Ritorno al passato: da REST a RPC. La promessa di Cap’n Web

Il mondo del web si muove veloce, ma spesso segue traiettorie circolari. Chi sviluppa applicazioni web ha visto la logica applicativa spostarsi dal server al client e poi, progressivamente, tornare verso il server. Questo percorso non è una marcia indietro, ma una forma di maturazione.

È proprio in questo contesto che un progetto open source di Cloudflare, Cap’n Web, ha attirato la mia attenzione.

Il pendolo del web

Web 1.0: ASP, JSP, PHP. La logica risiede sul server, l’HTML viene generato server-side e il browser si limita alla visualizzazione. Un modello semplice, controllato ed efficiente nei limiti dell’epoca.

Web 2.0: prima jQuery, poi React, Angular, Vue. La logica migra verso il client e nascono le SPA (Single Page Application).

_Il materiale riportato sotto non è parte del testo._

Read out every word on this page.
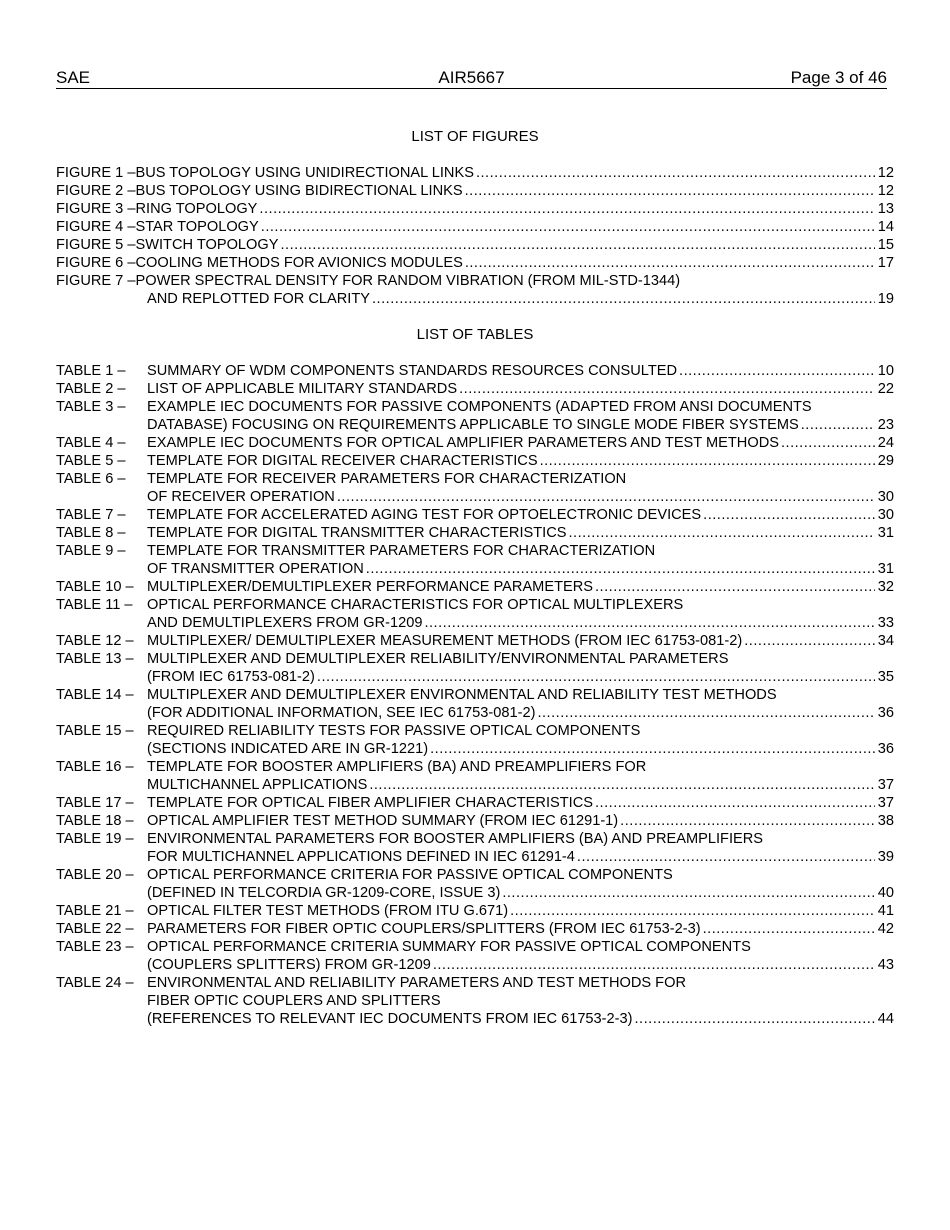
SAE	AIR5667	Page 3 of 46
LIST OF FIGURES
FIGURE 1 – BUS TOPOLOGY USING UNIDIRECTIONAL LINKS .....	12
FIGURE 2 – BUS TOPOLOGY USING BIDIRECTIONAL LINKS .....	12
FIGURE 3 – RING TOPOLOGY .....	13
FIGURE 4 – STAR TOPOLOGY .....	14
FIGURE 5 – SWITCH TOPOLOGY .....	15
FIGURE 6 – COOLING METHODS FOR AVIONICS MODULES .....	17
FIGURE 7 – POWER SPECTRAL DENSITY FOR RANDOM VIBRATION (FROM MIL-STD-1344)
AND REPLOTTED FOR CLARITY .....	19
LIST OF TABLES
TABLE 1 –	SUMMARY OF WDM COMPONENTS STANDARDS RESOURCES CONSULTED .....	10
TABLE 2 –	LIST OF APPLICABLE MILITARY STANDARDS .....	22
TABLE 3 –	EXAMPLE IEC DOCUMENTS FOR PASSIVE COMPONENTS (ADAPTED FROM ANSI DOCUMENTS
DATABASE) FOCUSING ON REQUIREMENTS APPLICABLE TO SINGLE MODE FIBER SYSTEMS .....	23
TABLE 4 –	EXAMPLE IEC DOCUMENTS FOR OPTICAL AMPLIFIER PARAMETERS AND TEST METHODS .....	24
TABLE 5 –	TEMPLATE FOR DIGITAL RECEIVER CHARACTERISTICS .....	29
TABLE 6 –	TEMPLATE FOR RECEIVER PARAMETERS FOR CHARACTERIZATION
OF RECEIVER OPERATION .....	30
TABLE 7 –	TEMPLATE FOR ACCELERATED AGING TEST FOR OPTOELECTRONIC DEVICES .....	30
TABLE 8 –	TEMPLATE FOR DIGITAL TRANSMITTER CHARACTERISTICS .....	31
TABLE 9 –	TEMPLATE FOR TRANSMITTER PARAMETERS FOR CHARACTERIZATION
OF TRANSMITTER OPERATION .....	31
TABLE 10 – MULTIPLEXER/DEMULTIPLEXER PERFORMANCE PARAMETERS .....	32
TABLE 11 – OPTICAL PERFORMANCE CHARACTERISTICS FOR OPTICAL MULTIPLEXERS
AND DEMULTIPLEXERS FROM GR-1209 .....	33
TABLE 12 – MULTIPLEXER/ DEMULTIPLEXER MEASUREMENT METHODS (FROM IEC 61753-081-2) .....	34
TABLE 13 – MULTIPLEXER AND DEMULTIPLEXER RELIABILITY/ENVIRONMENTAL PARAMETERS
(FROM IEC 61753-081-2) .....	35
TABLE 14 – MULTIPLEXER AND DEMULTIPLEXER ENVIRONMENTAL AND RELIABILITY TEST METHODS
(FOR ADDITIONAL INFORMATION, SEE IEC 61753-081-2) .....	36
TABLE 15 – REQUIRED RELIABILITY TESTS FOR PASSIVE OPTICAL COMPONENTS
(SECTIONS INDICATED ARE IN GR-1221) .....	36
TABLE 16 – TEMPLATE FOR BOOSTER AMPLIFIERS (BA) AND PREAMPLIFIERS FOR
MULTICHANNEL APPLICATIONS .....	37
TABLE 17 – TEMPLATE FOR OPTICAL FIBER AMPLIFIER CHARACTERISTICS .....	37
TABLE 18 – OPTICAL AMPLIFIER TEST METHOD SUMMARY (FROM IEC 61291-1) .....	38
TABLE 19 – ENVIRONMENTAL PARAMETERS FOR BOOSTER AMPLIFIERS (BA) AND PREAMPLIFIERS
FOR MULTICHANNEL APPLICATIONS DEFINED IN IEC 61291-4 .....	39
TABLE 20 – OPTICAL PERFORMANCE CRITERIA FOR PASSIVE OPTICAL COMPONENTS
(DEFINED IN TELCORDIA GR-1209-CORE, ISSUE 3) .....	40
TABLE 21 – OPTICAL FILTER TEST METHODS (FROM ITU G.671) .....	41
TABLE 22 – PARAMETERS FOR FIBER OPTIC COUPLERS/SPLITTERS (FROM IEC 61753-2-3) .....	42
TABLE 23 – OPTICAL PERFORMANCE CRITERIA SUMMARY FOR PASSIVE OPTICAL COMPONENTS
(COUPLERS SPLITTERS) FROM GR-1209 .....	43
TABLE 24 – ENVIRONMENTAL AND RELIABILITY PARAMETERS AND TEST METHODS FOR
FIBER OPTIC COUPLERS AND SPLITTERS
(REFERENCES TO RELEVANT IEC DOCUMENTS FROM IEC 61753-2-3) .....	44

L’utente riceve uno scheletro HTML, mentre il JavaScript recupera i dati via API e costruisce dinamicamente l’interfaccia. Massima flessibilità, ma con un costo: aumento delle chiamate di rete, orchestrazione spostata sul frontend o su layer BFF e una complessità crescente difficile da governare.

Oggi assistiamo a un nuovo ciclo. Next.js, Nuxt, Remix, SolidStart, TanStack Start, htmx stanno riportando la logica sul server. Non perché le SPA siano state un errore, ma perché abbiamo imparato dove ha senso far risiedere le responsabilità.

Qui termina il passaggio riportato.